A raft of new safety measures has been introduced after a wheelchair-bound great-grandfather is believed to have died after smoking a cigarette and catching fire at a Bupa care home, an inquest heard.
There are no witnesses concerning what happened to Cedric Skyers, 69, in the garden of the Bupa-run Manley Court care home in New Cross, south-east London in March 2016.
Mr Skyers could not use his left-hand side after a suffering a stroke and had limited mobility, the inquest into his death at Southwark Crown Court heard.
His son David Skyers, 38, wants answers about various matters including his care plan supervision, his burns and whether a risk assessment was done.
Coroner Dr Andrew Harris told him at the start of his father's inquest: "These are all matters which I hope this evidence might provide some answers to."
The coroner later noted that "one of the benefits of this terrible tragedy is that there is better equipment and better awareness" on the part of Bupa of how to manage fires.
Nurse Odion Upasen Imieh, who carried out cardio pulmonary resuscitation on Mr Skyers, repeatedly broke down as she remembered him as a "funny" and "lively" man.
Pointing out the changes which have been imposed since his death, she told the court: "I always check residents' clothing to make sure there is no cigarette burns on their clothing.
"I ask the staff to report anything found to me.
"I always make sure they (the residents) wear aprons that are provided by the home - they are fire retardant.
"I make sure the garden is safe and there is no litter and the fire bucket is in place as well."
Ms Imieh, who had carried out a risk assessment of Mr Skyers, said the forms now used for this are more comprehensive.
Every question has to be answered and it has to be signed off by a manager, she said.
The coroner asked about the risk of medication and she said it is now included on the form.
She also said paraffin-based creams are no longer used. Under questioning from the coroner, she accepted there was intermittent supervision, stating: "We do now from time to time ... carers go out in the garden to pop their head in to make sure that the residents are safe."
Jamaican-born Mr Skyers was a retired labourer who had four children, three grandchildren and a great-grandchild.
He was a poetry lover who was still mentally capable and able to speak, according to his son David.
He told the inquest that his father "certainly had the capacity to light a cigarette" despite the pain he felt in his arm and leg.
Both staff and residents went into the garden to smoke and they had a shed they could use, the court was told.
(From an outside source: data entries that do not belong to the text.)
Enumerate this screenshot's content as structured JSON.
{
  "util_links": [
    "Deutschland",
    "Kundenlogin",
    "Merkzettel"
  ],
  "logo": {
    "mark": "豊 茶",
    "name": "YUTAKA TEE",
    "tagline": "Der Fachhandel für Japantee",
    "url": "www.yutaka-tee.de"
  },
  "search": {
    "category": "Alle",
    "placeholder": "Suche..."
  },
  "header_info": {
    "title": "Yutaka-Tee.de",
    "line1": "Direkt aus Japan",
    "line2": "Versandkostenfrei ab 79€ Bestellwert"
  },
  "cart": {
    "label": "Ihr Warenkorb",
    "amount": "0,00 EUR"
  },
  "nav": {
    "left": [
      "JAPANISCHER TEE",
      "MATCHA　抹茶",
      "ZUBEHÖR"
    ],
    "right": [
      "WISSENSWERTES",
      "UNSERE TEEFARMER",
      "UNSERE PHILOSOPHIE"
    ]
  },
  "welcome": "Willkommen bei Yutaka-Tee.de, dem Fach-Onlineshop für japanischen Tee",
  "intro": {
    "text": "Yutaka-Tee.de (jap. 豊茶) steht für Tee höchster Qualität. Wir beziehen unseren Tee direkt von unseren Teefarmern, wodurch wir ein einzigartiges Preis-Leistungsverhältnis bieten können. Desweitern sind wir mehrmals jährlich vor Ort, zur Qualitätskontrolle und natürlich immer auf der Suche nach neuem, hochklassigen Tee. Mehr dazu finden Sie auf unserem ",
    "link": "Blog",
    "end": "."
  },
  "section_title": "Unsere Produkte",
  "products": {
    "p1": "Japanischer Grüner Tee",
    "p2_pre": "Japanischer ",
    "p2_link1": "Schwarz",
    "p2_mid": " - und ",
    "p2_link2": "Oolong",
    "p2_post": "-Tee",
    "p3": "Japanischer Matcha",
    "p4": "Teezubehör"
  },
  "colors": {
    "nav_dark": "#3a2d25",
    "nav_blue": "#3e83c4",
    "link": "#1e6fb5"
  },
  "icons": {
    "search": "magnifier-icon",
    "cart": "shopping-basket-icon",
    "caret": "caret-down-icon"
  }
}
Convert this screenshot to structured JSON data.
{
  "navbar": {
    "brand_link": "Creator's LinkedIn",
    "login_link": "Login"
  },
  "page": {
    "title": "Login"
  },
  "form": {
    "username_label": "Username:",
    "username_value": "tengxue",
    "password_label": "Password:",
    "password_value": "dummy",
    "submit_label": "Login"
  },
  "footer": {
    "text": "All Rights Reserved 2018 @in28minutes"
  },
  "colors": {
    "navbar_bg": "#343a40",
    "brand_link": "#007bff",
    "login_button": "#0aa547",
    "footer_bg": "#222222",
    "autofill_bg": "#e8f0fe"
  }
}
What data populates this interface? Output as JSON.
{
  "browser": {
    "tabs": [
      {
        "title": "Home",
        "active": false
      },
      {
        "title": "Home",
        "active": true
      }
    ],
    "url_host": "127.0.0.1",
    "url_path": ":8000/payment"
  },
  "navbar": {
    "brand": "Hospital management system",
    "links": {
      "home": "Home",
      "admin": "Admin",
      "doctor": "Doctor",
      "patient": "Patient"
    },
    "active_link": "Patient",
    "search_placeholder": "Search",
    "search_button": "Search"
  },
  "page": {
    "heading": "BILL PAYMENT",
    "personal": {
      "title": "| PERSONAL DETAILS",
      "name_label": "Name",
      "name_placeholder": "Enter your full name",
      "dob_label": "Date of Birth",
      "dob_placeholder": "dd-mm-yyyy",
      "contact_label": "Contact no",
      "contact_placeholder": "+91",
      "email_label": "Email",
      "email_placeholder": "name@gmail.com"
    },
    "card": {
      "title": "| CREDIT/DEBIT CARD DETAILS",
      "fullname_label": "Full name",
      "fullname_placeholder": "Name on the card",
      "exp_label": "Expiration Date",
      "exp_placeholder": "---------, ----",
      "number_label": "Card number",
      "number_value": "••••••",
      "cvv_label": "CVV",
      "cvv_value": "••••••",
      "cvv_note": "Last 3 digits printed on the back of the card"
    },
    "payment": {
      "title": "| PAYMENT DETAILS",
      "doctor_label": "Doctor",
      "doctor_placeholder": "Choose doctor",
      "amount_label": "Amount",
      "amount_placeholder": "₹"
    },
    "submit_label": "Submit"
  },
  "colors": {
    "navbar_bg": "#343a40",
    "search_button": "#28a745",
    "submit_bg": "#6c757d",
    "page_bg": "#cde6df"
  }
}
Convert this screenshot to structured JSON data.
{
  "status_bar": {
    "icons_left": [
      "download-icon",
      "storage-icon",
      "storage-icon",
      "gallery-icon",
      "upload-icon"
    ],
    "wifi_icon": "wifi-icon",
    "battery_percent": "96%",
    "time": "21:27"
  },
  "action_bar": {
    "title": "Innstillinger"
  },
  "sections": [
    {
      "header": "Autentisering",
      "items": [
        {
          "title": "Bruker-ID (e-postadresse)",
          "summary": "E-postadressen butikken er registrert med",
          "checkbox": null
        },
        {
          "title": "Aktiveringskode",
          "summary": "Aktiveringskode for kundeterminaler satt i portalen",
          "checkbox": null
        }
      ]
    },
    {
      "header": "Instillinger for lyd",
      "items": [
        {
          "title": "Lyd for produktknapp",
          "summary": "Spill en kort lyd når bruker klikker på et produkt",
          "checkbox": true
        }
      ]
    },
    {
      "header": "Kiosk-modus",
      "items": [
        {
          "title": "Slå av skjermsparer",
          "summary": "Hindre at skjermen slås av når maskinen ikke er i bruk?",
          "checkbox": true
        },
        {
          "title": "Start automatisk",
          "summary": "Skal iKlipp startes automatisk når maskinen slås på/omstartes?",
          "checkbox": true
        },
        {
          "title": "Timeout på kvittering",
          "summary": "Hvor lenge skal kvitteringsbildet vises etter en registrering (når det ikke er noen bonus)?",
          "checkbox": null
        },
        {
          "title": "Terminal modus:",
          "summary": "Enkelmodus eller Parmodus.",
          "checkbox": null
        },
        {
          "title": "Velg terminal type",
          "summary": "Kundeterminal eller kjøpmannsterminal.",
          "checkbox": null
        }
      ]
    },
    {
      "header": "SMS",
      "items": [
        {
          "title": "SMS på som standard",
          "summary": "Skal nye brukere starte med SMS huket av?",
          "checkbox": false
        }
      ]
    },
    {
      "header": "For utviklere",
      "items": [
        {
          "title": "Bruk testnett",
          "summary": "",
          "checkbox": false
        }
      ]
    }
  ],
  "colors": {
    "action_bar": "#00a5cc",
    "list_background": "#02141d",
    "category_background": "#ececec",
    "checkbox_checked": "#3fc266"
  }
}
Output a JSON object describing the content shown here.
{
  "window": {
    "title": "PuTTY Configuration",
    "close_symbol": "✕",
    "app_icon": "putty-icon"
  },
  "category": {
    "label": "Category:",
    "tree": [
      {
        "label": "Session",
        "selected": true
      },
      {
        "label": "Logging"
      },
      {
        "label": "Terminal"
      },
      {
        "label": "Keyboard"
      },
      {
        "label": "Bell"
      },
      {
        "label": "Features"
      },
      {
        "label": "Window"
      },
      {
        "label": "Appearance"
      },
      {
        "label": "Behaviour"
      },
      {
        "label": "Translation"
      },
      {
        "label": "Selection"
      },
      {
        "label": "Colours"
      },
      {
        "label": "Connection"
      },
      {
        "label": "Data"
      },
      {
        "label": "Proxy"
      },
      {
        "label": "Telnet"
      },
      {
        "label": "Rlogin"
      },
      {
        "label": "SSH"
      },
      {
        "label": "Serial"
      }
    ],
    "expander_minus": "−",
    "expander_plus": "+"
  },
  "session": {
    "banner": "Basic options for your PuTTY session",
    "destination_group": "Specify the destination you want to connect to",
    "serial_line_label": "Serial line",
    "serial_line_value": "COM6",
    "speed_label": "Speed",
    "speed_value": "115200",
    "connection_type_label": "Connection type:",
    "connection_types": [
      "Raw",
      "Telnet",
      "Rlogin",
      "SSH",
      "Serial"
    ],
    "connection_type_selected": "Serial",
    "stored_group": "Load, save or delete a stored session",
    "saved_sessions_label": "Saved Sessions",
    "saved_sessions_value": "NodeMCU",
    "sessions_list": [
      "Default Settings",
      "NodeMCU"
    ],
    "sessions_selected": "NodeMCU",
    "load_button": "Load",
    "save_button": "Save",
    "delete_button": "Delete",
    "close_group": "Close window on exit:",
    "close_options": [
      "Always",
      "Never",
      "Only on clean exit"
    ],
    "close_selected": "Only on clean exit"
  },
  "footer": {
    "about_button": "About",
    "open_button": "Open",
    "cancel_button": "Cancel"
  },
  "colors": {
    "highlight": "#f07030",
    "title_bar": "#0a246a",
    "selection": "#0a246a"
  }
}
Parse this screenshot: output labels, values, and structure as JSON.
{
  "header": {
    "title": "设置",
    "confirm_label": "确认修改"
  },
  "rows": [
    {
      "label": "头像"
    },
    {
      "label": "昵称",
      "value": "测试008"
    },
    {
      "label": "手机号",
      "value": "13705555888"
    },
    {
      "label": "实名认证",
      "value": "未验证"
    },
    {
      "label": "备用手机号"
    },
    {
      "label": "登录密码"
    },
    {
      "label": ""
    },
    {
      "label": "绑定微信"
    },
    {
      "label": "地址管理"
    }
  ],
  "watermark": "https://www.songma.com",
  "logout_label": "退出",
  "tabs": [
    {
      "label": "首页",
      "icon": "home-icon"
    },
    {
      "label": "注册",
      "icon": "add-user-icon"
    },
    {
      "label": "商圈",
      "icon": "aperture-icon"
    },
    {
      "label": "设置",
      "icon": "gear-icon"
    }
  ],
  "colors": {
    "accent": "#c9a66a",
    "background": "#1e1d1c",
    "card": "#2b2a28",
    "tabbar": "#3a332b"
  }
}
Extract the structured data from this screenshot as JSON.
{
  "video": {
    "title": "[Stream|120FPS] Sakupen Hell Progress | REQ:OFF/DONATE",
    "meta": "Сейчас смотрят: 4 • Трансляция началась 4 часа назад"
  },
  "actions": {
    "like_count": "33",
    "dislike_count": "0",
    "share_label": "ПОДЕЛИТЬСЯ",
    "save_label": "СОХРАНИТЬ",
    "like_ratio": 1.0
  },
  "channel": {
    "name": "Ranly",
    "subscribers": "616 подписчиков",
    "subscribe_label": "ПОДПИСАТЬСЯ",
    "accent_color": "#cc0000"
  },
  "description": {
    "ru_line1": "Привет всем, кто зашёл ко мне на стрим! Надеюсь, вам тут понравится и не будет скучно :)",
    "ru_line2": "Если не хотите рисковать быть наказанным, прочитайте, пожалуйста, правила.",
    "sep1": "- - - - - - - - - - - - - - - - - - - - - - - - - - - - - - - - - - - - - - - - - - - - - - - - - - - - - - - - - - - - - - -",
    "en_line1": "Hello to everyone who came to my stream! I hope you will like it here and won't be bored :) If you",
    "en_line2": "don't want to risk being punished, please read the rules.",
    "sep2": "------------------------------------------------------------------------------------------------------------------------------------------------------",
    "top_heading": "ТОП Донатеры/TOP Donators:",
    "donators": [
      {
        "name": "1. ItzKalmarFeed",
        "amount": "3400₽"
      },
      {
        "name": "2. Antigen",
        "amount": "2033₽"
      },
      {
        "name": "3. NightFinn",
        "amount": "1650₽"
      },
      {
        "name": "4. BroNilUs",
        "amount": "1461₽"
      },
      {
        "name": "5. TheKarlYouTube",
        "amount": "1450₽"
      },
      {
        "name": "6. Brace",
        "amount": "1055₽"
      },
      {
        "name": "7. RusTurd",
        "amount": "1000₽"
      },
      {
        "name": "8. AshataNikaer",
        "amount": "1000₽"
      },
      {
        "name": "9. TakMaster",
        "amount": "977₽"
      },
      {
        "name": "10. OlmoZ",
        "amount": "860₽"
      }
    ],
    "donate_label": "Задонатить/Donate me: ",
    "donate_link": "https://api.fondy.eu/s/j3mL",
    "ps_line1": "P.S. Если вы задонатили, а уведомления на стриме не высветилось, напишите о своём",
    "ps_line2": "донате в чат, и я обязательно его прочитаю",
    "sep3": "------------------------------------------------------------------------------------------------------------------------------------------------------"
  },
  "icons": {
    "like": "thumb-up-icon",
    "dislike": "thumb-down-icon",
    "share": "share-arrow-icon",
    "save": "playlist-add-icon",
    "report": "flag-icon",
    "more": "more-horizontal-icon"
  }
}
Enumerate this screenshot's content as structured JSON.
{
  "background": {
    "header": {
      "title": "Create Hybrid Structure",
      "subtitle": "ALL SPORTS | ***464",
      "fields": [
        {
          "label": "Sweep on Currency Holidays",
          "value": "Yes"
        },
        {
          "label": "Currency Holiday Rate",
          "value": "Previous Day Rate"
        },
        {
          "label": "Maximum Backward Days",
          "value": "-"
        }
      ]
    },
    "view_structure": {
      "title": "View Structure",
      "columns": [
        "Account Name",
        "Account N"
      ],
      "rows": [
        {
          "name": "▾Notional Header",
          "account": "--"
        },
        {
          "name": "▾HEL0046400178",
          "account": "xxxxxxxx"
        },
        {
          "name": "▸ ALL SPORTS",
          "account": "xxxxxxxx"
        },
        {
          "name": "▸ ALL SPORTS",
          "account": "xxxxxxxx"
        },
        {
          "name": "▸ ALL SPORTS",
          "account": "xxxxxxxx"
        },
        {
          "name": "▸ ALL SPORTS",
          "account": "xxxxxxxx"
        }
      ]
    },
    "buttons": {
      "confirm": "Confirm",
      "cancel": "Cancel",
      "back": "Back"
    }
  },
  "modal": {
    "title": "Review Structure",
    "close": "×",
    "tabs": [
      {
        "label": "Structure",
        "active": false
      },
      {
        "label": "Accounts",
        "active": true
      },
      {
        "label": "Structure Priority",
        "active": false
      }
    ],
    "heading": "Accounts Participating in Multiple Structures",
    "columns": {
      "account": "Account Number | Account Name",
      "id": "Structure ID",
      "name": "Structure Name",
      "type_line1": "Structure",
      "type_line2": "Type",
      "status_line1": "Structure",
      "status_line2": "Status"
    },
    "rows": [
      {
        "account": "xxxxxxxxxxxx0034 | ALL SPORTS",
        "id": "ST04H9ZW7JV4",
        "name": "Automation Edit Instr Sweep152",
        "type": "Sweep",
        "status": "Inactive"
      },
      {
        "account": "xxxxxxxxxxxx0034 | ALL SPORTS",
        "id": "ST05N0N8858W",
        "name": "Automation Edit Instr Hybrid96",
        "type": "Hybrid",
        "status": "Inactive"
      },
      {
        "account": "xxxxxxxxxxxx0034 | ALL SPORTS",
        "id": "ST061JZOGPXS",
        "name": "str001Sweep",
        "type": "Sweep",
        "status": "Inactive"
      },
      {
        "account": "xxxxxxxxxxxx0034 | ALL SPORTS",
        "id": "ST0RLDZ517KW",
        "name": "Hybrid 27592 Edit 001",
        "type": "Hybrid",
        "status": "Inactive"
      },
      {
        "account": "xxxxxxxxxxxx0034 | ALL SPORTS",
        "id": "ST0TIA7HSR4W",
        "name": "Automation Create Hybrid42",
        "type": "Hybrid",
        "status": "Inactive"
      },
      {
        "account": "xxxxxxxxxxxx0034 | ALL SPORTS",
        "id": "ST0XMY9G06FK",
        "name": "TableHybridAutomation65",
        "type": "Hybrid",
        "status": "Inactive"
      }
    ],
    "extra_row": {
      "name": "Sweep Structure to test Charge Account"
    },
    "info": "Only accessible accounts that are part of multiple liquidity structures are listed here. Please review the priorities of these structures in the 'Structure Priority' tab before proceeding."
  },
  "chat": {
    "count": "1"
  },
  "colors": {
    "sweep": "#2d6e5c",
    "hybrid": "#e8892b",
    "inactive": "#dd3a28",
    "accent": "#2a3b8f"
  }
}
Ms Imieh said she had received the mandatory fire training where she learned about evacuation.
She said she could not remember whether putting out fires was in the training.
The coroner added: "So what you did on the (assessment) form was just to the best of your knowledge and using your common sense."
Ms Imieh said that a risk assessment was done for all smokers.
Bupa fire safety adviser Julian Cable added there are now also pendant alarms for residents to make contact with the nurses if they are in distress.
He said "people are much more aware" of what would be needed to deal with fire.
The hearing was adjourned until Tuesday at 9.30am.